Why is it relatively easier for an artiste like Rebecca to almost erase her secular past while the ghost of Fungisai’s earlier gospel career continues to dog every new move that she now takes? One thus wonders whether one can pursue other artistic avenues not linked to gospel and still remain devout in their private lives. Fungisai has said that her drastic change in sound rather than in message is because of her efforts to minister to youths in a language they understand.
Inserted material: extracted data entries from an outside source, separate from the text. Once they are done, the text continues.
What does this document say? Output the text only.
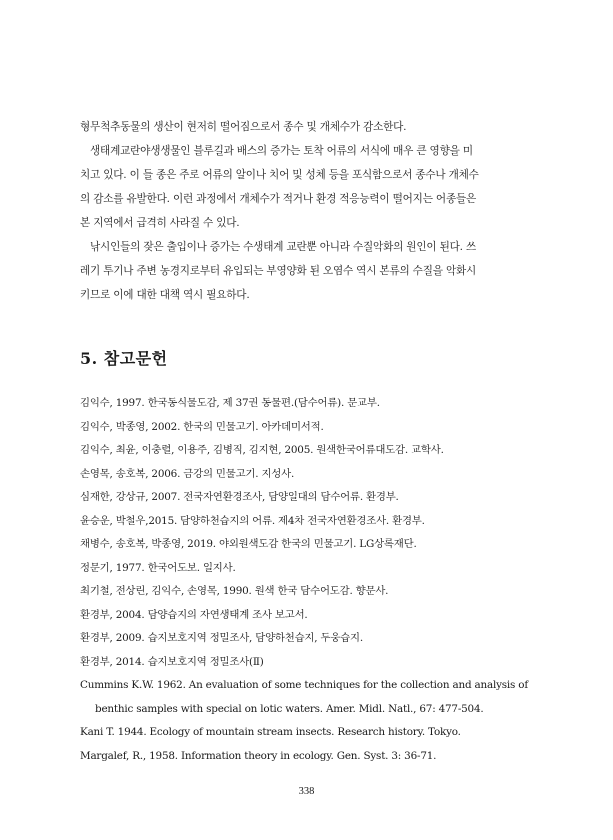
형무척추동물의 생산이 현저히 떨어짐으로서 종수 및 개체수가 감소한다.
생태계교란야생생물인 블루길과 배스의 증가는 토착 어류의 서식에 매우 큰 영향을 미
치고 있다. 이 들 종은 주로 어류의 알이나 치어 및 성체 등을 포식함으로서 종수나 개체수
의 감소를 유발한다. 이런 과정에서 개체수가 적거나 환경 적응능력이 떨어지는 어종들은
본 지역에서 급격히 사라질 수 있다.
낚시인들의 잦은 출입이나 증가는 수생태계 교란뿐 아니라 수질악화의 원인이 된다. 쓰
레기 투기나 주변 농경지로부터 유입되는 부영양화 된 오염수 역시 본류의 수질을 악화시
키므로 이에 대한 대책 역시 필요하다.
5. 참고문헌
김익수, 1997. 한국동식물도감, 제 37권 동물편.(담수어류). 문교부.
김익수, 박종영, 2002. 한국의 민물고기. 아카데미서적.
김익수, 최윤, 이충렬, 이용주, 김병직, 김지현, 2005. 원색한국어류대도감. 교학사.
손영목, 송호복, 2006. 금강의 민물고기. 지성사.
심재한, 강상규, 2007. 전국자연환경조사, 담양일대의 담수어류. 환경부.
윤승운, 박철우,2015. 담양하천습지의 어류. 제4차 전국자연환경조사. 환경부.
채병수, 송호복, 박종영, 2019. 야외원색도감 한국의 민물고기. LG상록재단.
정문기, 1977. 한국어도보. 일지사.
최기철, 전상린, 김익수, 손영목, 1990. 원색 한국 담수어도감. 향문사.
환경부, 2004. 담양습지의 자연생태계 조사 보고서.
환경부, 2009. 습지보호지역 정밀조사, 담양하천습지, 두웅습지.
환경부, 2014. 습지보호지역 정밀조사(Ⅱ)
Cummins K.W. 1962. An evaluation of some techniques for the collection and analysis of
benthic samples with special on lotic waters. Amer. Midl. Natl., 67: 477-504.
Kani T. 1944. Ecology of mountain stream insects. Research history. Tokyo.
Margalef, R., 1958. Information theory in ecology. Gen. Syst. 3: 36-71.
338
This is her case, given today’s music climate, is Zim dancehall.

Another question her dilemma throws up is whether, for gospel artistes, artistry comes before the message or is preaching the word using the aesthetics of popular music a cardinal sin? For gospel lovers, it seems, it’s not enough just to preach the good word but there is a certain type of behaviour whether on or off stage that an artiste in the genre is supposed to adhere to. This prescribed lifestyle and the message that the artiste preaches, go hand in glove.

“Gospel music is an extension of preaching. Its part and parcel of teaching the Bible and your lifestyle should reflect that. You can’t divorce the music from the word of the Bible,” said Pastor Hloniphani Ndlovu of Brethren in Christ Church in Bulawayo.

Ndlovu believes some of the artistes are in the trade for the wrong reasons, as most are unprepared for the lifestyle that being a gospel music superstar demands.

According to Ndlovu gospel artistes therefore know what they are signing up for and should embrace the lifestyle that they are spreading in their music. It’s simply not enough to claim holiness while in the recording booth and then transform into a worldly man or woman once the beat is off.

If one’s voice is a vessel that the maker chose to spread the gospel through, one thus sees why devotees would see a switch of genre as the ultimate form of betrayal.

The likes of Fungisai however, have shown that in the real world this is far from simple.